Ramirez debuted with Pittsburgh at 19 in 1998. Predictably, his first few years were rough as he struggled to adjust to major league pitching, but in 2001 he blossomed into one of the best-hitting third-sackers in the game. In his first full season, Ramirez mashed 34 home runs, knocked in 112, and batted a robust .300/.350/.536 (122 OPS+).

Nowadays, such a season would merit serious MVP consideration, an All-Star berth, and a Silver Slugger. But back in 2001, when cartoonishly big sluggers were putting up videogame numbers, Ramirez got no recognition of any kind. That would become a troubling trend for Ramirez, long one of the game's most under-appreciated stars (except when the fans gave him a completely undeserved Hank Aaron award in 2008).

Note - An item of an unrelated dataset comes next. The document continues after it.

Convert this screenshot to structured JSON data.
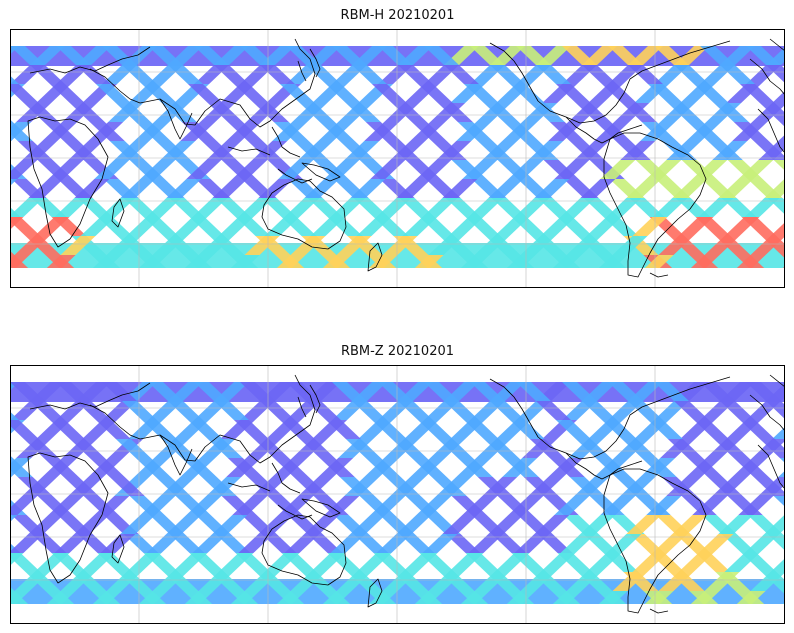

After failing to replicate those numbers in 2002 and the first half of 2003, Pittsburgh sent him and Kenny Lofton to the Cubbies for Jose Hernandez, a minor leaguer, and a player to be named later. It's trades like that which explain how the Pirates went 20 years between winning seasons.
Ramirez was just coming into his prime. He flourished in Chicago, taking advantage of Wrigley's friendly confines (where he was a career .307/.372/.551 hitter) to emerge as an annual 30-100-.300 threat. While he wasn't the most durable player, exceeding 150 games in a season just once after leaving Pittsburgh, he always hit when he did play.

After eight and a half productive years in Chicago, Ramirez signed on with the Milwaukee Brewers before the 2012 season. Following a stellar debut with the Brew Crew, he began to decline as he reached his mid-30s. With Milwaukee rebuilding and his skills eroding, the Brewers had no need for their expensive, over-the-hill third baseman.

So this year, which Ramirez had already acknowledged would be his last, Milwaukee dealt him to a resurgent Pirates franchise, giving him one last shot at World Series glory. Like most last-ditch efforts to procure a ring, this one didn't work out. Ironically, it was Ramirez's former team, the cursed Cubs, that got in the way. In what would be the last at-bat of his career, Ramirez grounded into an inning-ending double play. Somehow, that seems appropriate.
Circling back to Hunter, Ramirez also fell short of a few big milestones. He ends his career 14 homers shy of 400, five doubles short of 500, and 83 RBI away from 1,500. Even so, his numbers are outstanding for a third baseman; he ranks 10th in the position for home runs, doubles, and RBI.

The three-time All-Star never quite got the credit he deserved for being such a tremendous hitter year-in and year-out, probably because he was playing in the shadow of superior third basemen such as Alex Rodriguez, David Wright, Chipper Jones, and Adrian Beltre. In terms of career offensive production at the position, however, few were ever better.